• Media
  • Sabato 13 novembre 2021

Il fondo di investimento che si sta mangiando i giornali statunitensi

Il fondo Alden è specializzato nello spremere gli ultimi profitti di un settore in crisi, ignorando conseguenze e ruolo dell'informazione nelle città americane

(AP Photo/Kiichiro Sato)
(AP Photo/Kiichiro Sato)

La crisi dei quotidiani negli Stati Uniti dura ormai da molti anni, è stata segnata da frequenti chiusure e accorpamenti, e si sviluppa in un contesto particolare: i quotidiani “nazionali” del paese sono pochissimi, New York Times, Wall Street Journal, USA Today e Washington Post.
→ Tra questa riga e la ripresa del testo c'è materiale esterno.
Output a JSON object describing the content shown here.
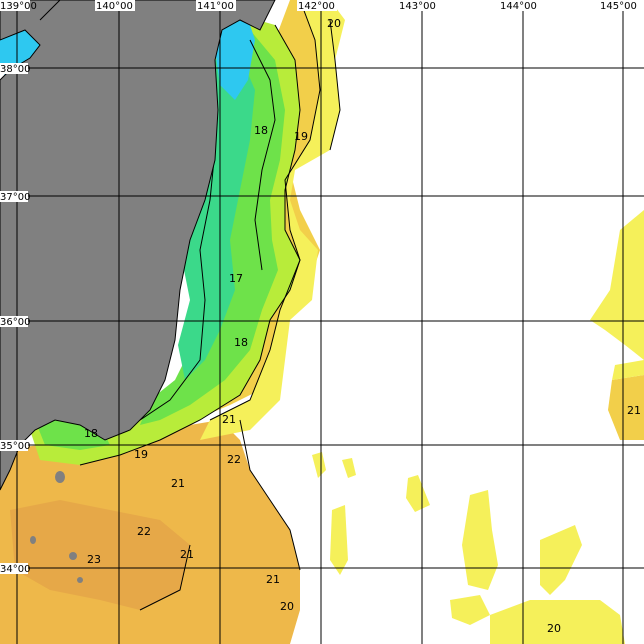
{
  "map": {
    "lon_labels": [
      "139°00",
      "140°00",
      "141°00",
      "142°00",
      "143°00",
      "144°00",
      "145°00"
    ],
    "lat_labels": [
      "38°00",
      "37°00",
      "36°00",
      "35°00",
      "34°00"
    ],
    "contour_labels": [
      "20",
      "18",
      "19",
      "17",
      "18",
      "21",
      "18",
      "19",
      "22",
      "21",
      "22",
      "21",
      "23",
      "21",
      "20",
      "21",
      "20"
    ],
    "colors": {
      "land": "#808080",
      "water_none": "#ffffff",
      "sst_17": "#3bd98a",
      "sst_18": "#6ee24a",
      "sst_19": "#b8ec3a",
      "sst_20": "#f5f05a",
      "sst_21": "#f2cf4a",
      "sst_22": "#eeb84a",
      "sst_23": "#e6a848",
      "sst_cold": "#2ec8f0",
      "grid": "#000000",
      "tick_text": "#1a2ea8"
    }
  }
}
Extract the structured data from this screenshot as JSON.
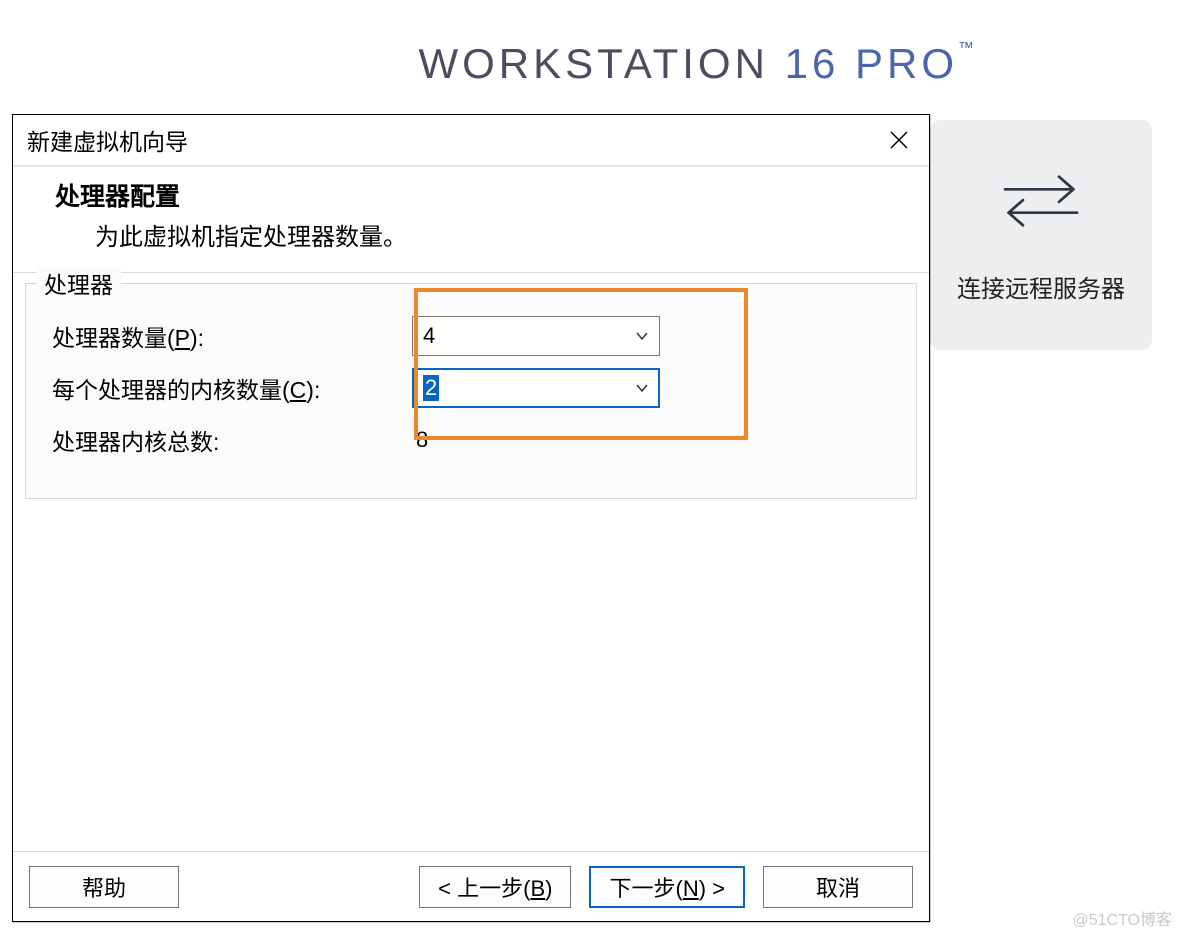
{
  "brand": {
    "name": "WORKSTATION",
    "version": "16",
    "edition": "PRO",
    "tm": "™"
  },
  "sideCard": {
    "label": "连接远程服务器"
  },
  "dialog": {
    "title": "新建虚拟机向导",
    "headerTitle": "处理器配置",
    "headerSub": "为此虚拟机指定处理器数量。",
    "groupLabel": "处理器",
    "processorCount": {
      "label_pre": "处理器数量(",
      "label_hot": "P",
      "label_post": "):",
      "value": "4"
    },
    "coresPerProcessor": {
      "label_pre": "每个处理器的内核数量(",
      "label_hot": "C",
      "label_post": "):",
      "value": "2"
    },
    "totalCores": {
      "label": "处理器内核总数:",
      "value": "8"
    },
    "buttons": {
      "help": "帮助",
      "back_pre": "< 上一步(",
      "back_hot": "B",
      "back_post": ")",
      "next_pre": "下一步(",
      "next_hot": "N",
      "next_post": ") >",
      "cancel": "取消"
    }
  },
  "watermark": "@51CTO博客"
}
Le altre testate famose, tra cui alcune che hanno tuttora tirature di centinaia di migliaia di copie (Chicago Tribune, Boston Globe, Los Angeles Times) sono definite “giornali locali” e hanno in effetti un’attenzione cospicua alle città di riferimento, grandi o piccole che siano (lo stesso Washington Post è stato a volte considerato locale). Le loro vicende sono molto discusse nel quadro delle difficoltà di risorse economiche dell’informazione, e tra i loro editori ci sono stati grossi sommovimenti anche di recente.

Uno dei più seguiti tra gli addetti ai lavori, ma anche tra i lettori delle testate coinvolte è stata la cessione di un grosso gruppo editoriale e dei suoi quotidiani a un fondo di investimenti accusato di non essere per nulla interessato al giornalismo e alla sua futura sostenibilità, o ai bisogni delle comunità servite da quei giornali. Il fondo si chiama Alden Global Capital, ha sede a Manhattan, a New York, e negli ultimi anni si è specializzato nell’acquistare prominenti riviste e quotidiani locali, spremerli per generare profitti a breve termine, per poi chiuderli o tenerli artificialmente in fin di vita.

La storia di come ci sia riuscito, e dei pericoli per le aziende giornalistiche coinvolte, è stata raccontata tra gli altri da un lungo articolo del giornalista McKay Coppins pubblicato di recente sull’Atlantic, e da altre lunghe inchieste negli scorsi anni (ne ha scritto spesso nei mesi passati anche la newsletter del Post sui giornali, Charlie).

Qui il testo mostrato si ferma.